龍後氏はドイツ最大手の代理人事務所で活躍する数少ない日本人エージェントの一人。これまで多くの日本人選手を欧州へ導いてきた。著書『最強の代理人 欧州最前線の代理人が日本サッカーを強くする』では、知られざる代理人業界の内幕と、熾烈なビジネスの現実を明かしている。
フラフラになりながら示した「共に戦う姿勢」
塩貝選手は、移籍直後からチームに溶け込むために努力を重ねた。しかし、言葉の壁や文化の違いに戸惑い、ホームシックに陥った。そんな中、龍後氏と都築シェフの訪問が大きな励みになったという。
龍後氏は「フラフラになりながらも、塩貝選手は練習に励んでいた。その姿を見て、自分も全力でサポートしようと決意した」と振り返る。この「共に戦う姿勢」が、後に大逆転劇を生むことになる。
名門から奪った2ゴール
塩貝選手は、オランダの名門クラブとの試合で2ゴールを挙げる大活躍を見せた。この試合は、彼の評価を一気に高めることとなった。龍後氏は「彼のギラギラした姿勢が結果につながった」と語る。

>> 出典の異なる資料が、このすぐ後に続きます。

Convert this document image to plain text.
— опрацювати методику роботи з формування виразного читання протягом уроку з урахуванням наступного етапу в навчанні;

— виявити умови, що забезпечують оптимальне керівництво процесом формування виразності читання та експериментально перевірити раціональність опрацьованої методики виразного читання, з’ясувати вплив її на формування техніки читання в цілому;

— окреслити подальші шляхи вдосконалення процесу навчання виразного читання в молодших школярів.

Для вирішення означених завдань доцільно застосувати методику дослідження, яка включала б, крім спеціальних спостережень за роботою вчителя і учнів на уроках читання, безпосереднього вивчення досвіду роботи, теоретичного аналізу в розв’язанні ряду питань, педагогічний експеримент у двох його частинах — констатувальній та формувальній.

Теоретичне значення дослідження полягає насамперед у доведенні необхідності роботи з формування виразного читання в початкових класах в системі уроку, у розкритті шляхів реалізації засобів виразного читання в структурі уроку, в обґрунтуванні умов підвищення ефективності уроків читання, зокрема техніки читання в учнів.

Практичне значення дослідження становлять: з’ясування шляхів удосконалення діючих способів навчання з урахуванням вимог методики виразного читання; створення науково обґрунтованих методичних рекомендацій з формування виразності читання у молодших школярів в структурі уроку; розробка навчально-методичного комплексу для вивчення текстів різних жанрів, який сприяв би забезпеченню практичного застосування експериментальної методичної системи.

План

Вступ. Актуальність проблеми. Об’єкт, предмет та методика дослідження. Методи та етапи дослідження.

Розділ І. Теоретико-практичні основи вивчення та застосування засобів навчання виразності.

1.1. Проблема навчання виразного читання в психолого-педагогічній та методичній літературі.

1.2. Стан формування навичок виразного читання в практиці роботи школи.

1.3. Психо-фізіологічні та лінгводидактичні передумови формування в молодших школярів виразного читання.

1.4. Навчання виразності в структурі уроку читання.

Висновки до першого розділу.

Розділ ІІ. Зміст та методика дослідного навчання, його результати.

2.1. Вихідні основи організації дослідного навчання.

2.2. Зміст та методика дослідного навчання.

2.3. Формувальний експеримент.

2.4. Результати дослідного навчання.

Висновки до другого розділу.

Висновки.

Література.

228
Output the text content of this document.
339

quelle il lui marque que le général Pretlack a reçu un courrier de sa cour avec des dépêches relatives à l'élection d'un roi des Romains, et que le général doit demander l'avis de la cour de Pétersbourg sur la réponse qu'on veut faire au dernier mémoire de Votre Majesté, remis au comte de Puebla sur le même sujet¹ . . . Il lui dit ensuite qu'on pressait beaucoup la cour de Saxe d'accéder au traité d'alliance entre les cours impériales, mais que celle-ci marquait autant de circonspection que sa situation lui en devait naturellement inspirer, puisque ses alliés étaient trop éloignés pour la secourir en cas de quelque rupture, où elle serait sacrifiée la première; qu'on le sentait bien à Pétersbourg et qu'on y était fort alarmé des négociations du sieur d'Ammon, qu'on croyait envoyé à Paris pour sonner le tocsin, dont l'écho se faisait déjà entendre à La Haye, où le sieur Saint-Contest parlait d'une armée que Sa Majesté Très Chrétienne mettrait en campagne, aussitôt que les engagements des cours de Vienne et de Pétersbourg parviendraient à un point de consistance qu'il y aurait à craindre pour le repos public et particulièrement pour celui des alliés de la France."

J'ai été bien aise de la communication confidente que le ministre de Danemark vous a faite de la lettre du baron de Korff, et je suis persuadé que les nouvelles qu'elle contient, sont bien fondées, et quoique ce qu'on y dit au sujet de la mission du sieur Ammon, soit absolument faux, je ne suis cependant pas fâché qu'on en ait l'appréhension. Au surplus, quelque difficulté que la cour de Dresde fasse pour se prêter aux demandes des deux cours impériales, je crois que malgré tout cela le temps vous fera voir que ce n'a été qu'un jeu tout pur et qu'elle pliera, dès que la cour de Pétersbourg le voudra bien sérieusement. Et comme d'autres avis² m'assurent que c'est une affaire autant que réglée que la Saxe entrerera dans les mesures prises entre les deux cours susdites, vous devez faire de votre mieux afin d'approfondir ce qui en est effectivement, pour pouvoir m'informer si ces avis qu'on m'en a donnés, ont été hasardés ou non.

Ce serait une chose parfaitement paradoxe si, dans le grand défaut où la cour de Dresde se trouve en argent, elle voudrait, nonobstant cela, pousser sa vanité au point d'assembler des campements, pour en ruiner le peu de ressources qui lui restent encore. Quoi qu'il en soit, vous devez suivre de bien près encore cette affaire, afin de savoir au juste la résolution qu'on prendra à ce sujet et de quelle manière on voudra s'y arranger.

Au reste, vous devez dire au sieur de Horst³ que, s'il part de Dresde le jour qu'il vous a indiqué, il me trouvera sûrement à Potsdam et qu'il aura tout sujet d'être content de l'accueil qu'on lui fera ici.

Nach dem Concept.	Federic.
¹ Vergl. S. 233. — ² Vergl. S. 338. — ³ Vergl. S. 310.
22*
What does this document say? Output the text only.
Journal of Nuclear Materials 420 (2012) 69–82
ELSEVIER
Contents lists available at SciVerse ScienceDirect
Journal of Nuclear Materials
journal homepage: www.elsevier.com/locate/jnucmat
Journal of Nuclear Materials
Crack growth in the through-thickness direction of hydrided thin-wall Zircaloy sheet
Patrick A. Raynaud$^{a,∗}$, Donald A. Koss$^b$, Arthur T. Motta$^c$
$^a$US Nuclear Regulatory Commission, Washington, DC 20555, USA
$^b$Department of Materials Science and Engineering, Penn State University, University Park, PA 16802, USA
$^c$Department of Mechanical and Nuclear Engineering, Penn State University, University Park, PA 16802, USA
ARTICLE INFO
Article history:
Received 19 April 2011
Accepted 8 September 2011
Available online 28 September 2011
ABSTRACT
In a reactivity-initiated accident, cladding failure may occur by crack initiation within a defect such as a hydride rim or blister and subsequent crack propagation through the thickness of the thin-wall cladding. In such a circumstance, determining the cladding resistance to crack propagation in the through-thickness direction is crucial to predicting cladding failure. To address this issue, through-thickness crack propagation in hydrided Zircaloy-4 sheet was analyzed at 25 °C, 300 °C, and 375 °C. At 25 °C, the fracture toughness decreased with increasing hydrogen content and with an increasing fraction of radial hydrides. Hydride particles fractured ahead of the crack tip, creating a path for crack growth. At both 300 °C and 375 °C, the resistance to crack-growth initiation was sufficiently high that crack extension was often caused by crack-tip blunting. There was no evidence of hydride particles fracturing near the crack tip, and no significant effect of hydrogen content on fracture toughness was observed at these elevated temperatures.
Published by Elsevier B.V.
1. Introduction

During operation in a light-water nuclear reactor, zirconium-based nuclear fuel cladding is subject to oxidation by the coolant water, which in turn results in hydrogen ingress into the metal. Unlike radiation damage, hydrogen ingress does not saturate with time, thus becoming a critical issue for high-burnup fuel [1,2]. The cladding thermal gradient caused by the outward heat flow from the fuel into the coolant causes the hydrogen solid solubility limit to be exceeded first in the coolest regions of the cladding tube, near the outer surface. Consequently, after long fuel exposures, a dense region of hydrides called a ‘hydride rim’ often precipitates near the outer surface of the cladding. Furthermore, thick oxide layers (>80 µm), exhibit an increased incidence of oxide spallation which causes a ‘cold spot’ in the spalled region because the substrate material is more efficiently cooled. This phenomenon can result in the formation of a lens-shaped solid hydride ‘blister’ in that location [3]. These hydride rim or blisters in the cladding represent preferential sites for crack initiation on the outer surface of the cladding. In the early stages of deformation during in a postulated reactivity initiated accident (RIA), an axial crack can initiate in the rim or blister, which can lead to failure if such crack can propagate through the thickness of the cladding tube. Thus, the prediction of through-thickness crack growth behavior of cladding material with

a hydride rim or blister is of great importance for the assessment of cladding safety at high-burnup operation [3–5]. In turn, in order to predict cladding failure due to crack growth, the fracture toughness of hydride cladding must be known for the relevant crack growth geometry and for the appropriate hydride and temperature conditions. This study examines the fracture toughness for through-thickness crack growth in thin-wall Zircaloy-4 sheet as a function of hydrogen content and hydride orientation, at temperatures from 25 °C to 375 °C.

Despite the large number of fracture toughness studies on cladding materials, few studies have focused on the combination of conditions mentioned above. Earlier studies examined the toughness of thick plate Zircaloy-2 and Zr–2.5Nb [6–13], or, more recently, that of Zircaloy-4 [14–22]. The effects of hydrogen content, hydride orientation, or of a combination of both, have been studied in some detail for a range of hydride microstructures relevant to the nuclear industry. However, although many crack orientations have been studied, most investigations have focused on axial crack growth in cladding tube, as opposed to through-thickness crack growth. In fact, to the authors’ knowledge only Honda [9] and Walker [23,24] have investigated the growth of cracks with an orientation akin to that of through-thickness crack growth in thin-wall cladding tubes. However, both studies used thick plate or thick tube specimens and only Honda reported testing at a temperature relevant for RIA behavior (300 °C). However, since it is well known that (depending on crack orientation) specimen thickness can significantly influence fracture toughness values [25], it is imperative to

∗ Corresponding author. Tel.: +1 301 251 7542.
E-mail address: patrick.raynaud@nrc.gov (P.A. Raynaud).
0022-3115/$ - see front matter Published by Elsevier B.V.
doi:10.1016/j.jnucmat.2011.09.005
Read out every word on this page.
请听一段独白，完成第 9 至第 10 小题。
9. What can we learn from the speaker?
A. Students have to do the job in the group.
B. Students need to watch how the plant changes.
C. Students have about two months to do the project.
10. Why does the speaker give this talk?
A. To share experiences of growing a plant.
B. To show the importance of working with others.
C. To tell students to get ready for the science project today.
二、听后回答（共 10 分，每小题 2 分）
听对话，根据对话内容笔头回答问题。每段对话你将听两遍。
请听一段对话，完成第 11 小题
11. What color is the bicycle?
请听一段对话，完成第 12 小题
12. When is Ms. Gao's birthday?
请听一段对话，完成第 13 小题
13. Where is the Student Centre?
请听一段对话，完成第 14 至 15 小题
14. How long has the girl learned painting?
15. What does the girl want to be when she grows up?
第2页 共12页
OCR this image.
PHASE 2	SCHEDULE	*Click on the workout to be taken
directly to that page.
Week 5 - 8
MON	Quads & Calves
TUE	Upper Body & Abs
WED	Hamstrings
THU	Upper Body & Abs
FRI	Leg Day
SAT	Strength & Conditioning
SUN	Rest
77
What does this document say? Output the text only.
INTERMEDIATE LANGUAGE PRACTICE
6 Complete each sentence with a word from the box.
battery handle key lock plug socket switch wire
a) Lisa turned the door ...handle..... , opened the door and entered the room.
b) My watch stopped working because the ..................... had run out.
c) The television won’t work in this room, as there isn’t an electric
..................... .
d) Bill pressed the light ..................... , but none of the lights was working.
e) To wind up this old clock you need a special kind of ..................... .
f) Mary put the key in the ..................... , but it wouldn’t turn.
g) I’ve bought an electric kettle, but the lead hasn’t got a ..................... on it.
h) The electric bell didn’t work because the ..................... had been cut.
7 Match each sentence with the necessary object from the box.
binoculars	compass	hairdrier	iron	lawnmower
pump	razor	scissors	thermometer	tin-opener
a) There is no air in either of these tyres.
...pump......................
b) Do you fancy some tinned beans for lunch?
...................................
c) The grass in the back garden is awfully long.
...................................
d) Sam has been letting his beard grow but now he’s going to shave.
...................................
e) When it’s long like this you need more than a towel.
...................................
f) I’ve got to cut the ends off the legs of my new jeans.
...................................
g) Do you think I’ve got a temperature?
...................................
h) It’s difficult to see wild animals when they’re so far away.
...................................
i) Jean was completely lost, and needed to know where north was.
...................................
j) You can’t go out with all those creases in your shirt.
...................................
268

塩貝選手は現在21歳。日本代表最年少としても注目を集めており、今後のさらなる飛躍が期待される。龍後氏は「彼ならもっと上を目指せる」と太鼓判を押す。
華やかなピッチの裏側では、選手の未来を左右する“もう一つの戦い”が繰り広げられている。代理人としてのサポートがあってこそ、選手は最高のパフォーマンスを発揮できるのだ。